Queridos hermanos y hermanas:

Hoy se celebra la Jornada mundial de los enfermos de lepra. Esta enfermedad, a pesar de estar en regresión, desafortunadamente todavía afecta a las personas más pobres y marginadas. Es importante mantener viva la solidaridad con estos hermanos y hermanas, que han quedado inválidos después de esta enfermedad. A ellos les aseguramos nuestra oración y aseguramos nuestro apoyo a quienes les asisten. Buenos laicos, buenas hermanas y buenos sacerdotes.

Os saludo con afecto a todos vosotros, queridos peregrinos llegados desde diferentes parroquias de Italia y de otros países, así como a las asociaciones y los grupos. En particular, saludo a los estudiantes de Cuenca y a los de Torreagüera (España). Saludo a los fieles de Taranto, Montesilvano, Macerata, Ercolano y Fasano.

Y ahora saludo a los chicos y chicas de la Acción Católica de la diócesis de Roma. Ahora entiendo porque había tanto ruido en la plaza. Queridos chicos, también este año, acompañados por el Cardenal Vicario y por vuestros Asistentes, habéis venido muchos al final de vuestra «Caravana de la Paz».

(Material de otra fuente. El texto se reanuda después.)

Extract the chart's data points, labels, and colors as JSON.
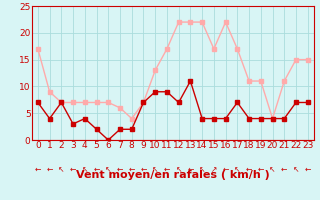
{
  "x": [
    0,
    1,
    2,
    3,
    4,
    5,
    6,
    7,
    8,
    9,
    10,
    11,
    12,
    13,
    14,
    15,
    16,
    17,
    18,
    19,
    20,
    21,
    22,
    23
  ],
  "mean_wind": [
    7,
    4,
    7,
    3,
    4,
    2,
    0,
    2,
    2,
    7,
    9,
    9,
    7,
    11,
    4,
    4,
    4,
    7,
    4,
    4,
    4,
    4,
    7,
    7
  ],
  "gusts": [
    17,
    9,
    7,
    7,
    7,
    7,
    7,
    6,
    4,
    7,
    13,
    17,
    22,
    22,
    22,
    17,
    22,
    17,
    11,
    11,
    4,
    11,
    15,
    15
  ],
  "mean_color": "#cc0000",
  "gust_color": "#ffaaaa",
  "bg_color": "#d8f5f5",
  "grid_color": "#aadddd",
  "xlabel": "Vent moyen/en rafales ( km/h )",
  "ylim": [
    0,
    25
  ],
  "yticks": [
    0,
    5,
    10,
    15,
    20,
    25
  ],
  "xticks": [
    0,
    1,
    2,
    3,
    4,
    5,
    6,
    7,
    8,
    9,
    10,
    11,
    12,
    13,
    14,
    15,
    16,
    17,
    18,
    19,
    20,
    21,
    22,
    23
  ],
  "markersize": 2.5,
  "linewidth": 1.0,
  "xlabel_fontsize": 8,
  "tick_fontsize": 6.5,
  "xlabel_color": "#cc0000",
  "tick_color": "#cc0000",
  "axis_color": "#cc0000",
  "arrows": [
    "←",
    "←",
    "↖",
    "←",
    "↖",
    "←",
    "↖",
    "←",
    "←",
    "←",
    "↖",
    "←",
    "↖",
    "←",
    "↖",
    "↗",
    "←",
    "↖",
    "←",
    "←",
    "↖",
    "←",
    "↖",
    "←"
  ]
}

Este año vuestro testimonio de paz, animado por la fe en Jesús, será todavía más alegre y consciente, porque está enriquecido por el gesto que acabáis de hacer, al pasar por la Puerta Santa. ¡Os animo a ser instrumentos de paz y de misericordia entre vuestros compañeros! Escuchemos ahora el mensaje que vuestros amigos, que están aquí junto a mí, nos van a leer.

[Tras el mensaje, leído por Martina, el Pontífice retomó la palabra.]

Y ahora los chicos en la plaza lanzarán los globos, símbolo de la paz.

A todos os deseo un feliz domingo y buen almuerzo. Y por favor, no os olvidéis de rezar por mí. ¡Hasta pronto!